Bila kembali melihat pada peristiwa kerusuhan Mei 1998, Kebanyakan korban berasal dari etnis tionghoa. Alasan etnis tionghoa menjadi korban adalah : (1) mereka berbeda dengan pelaku kerusuhan, (2) mereka memegang kekuasaan ekonomi, (3) streotipe buruk orang cina misal orang cina itu licik, kikir, pelit. Padahal tidak sedikit orang pribumi yang lebih berkuasa, licik, kikir dan pelit dari orang cina tapi karena alasan (1) maka mereka menjadi korban. Maka saat banyak orang-orang yang menulisi pagar rumah atau ruko-ruko dengan tulisan “Pribumi” untuk menunjukan bahwa mereka sama, tidak berbeda, dengan pelaku kerusuhan. Dan tidak jadi korban.
Demikian pula dengan keributan suku lampung dan suku bali di lampung selatan pun didasari karena alasan orang lampung berbeda, tidak sama, dengan orang lampung. Jika pun ada yang bilang penyebab kerusuhan disebabkan adanya oknum yang kurang ajar atau dendam berkepanjangan antar kedua suku, itu hanya bumbu pelengkap belaka.

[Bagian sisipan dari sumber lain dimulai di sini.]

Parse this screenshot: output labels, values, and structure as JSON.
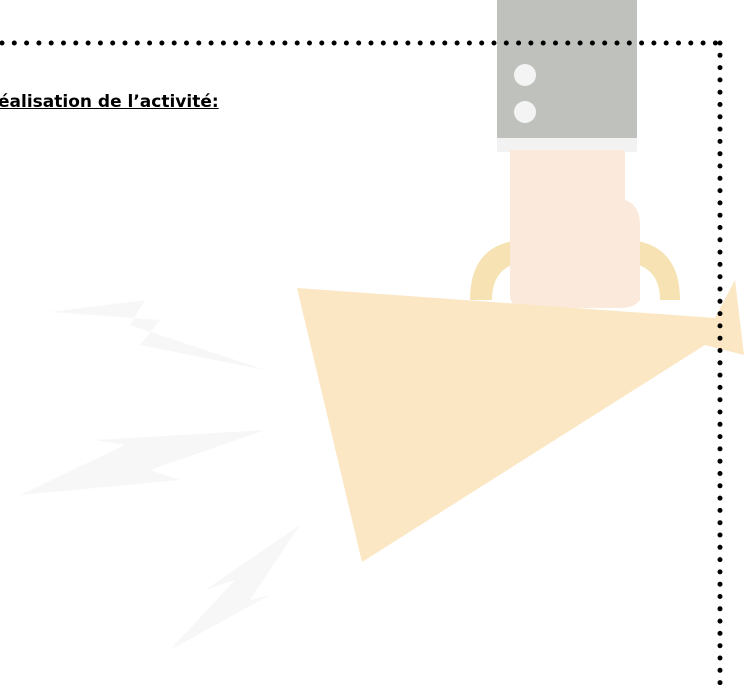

Lalu mengapa perbedaan harus menjadi persoalan ? Bukankah setiap orang terlahir berbeda. Tidak sama. Agaknya, membedakan seseorang yang berbeda dengan kebanyakan orang sudah mengadat dalam pergaulan masyarakat kita. Ataukah justru sebenarnya perilaku diskriminasi, membedakan orang yang berbeda, adalah naluri alami manusia ? jika hal itu adalah naluri maka perilaku diskriminasi tidak bisa dihilangkan.
Manusia sebagai mahluk sosial dan mahluk cerdas dengan akal budinya menciptakan etika dan moral. Etika dan moral inilah yang dipakai untuk membungkus dan menyimpan rapi naluri diskriminatif dan meletakkannya di dalam alam bawah sadar manusia. Bila manusia merasa terancam, dan ancaman itu berasal dari orang atau kelompok yang berbeda dengannya maka etika dan moral tidak bisa berlama-lama membungkusnya. Naluri diskriminatif segera bangkit dari alam tidak sadar manusia.
“Terus mesti gimana dong ?” tanya temanku usai aku bercerita panjang lebar. Sesaat aku diam.“Yah... harus pandai-pandai menyimpan naluri ini,” jawabku. Ia lalu bertanya lagi, “bagaimana caranya ?” Dengan bergaya sedikit filosofis aku menjawab, “boleh saja melihat sesuatu yang berbeda tetap sebagai perbedaan tapi kemudian tidak mempermasalahkan perbedaan itu.” Kulihat wajahnya masih kuat memancarkan ketidak puasaan tapi ia segera berlalu dariku. Yah, setiap orang punya cara masing-masing dalam menyikapi perbedaan, sepanjang sikap itu tidak kontraproduktif.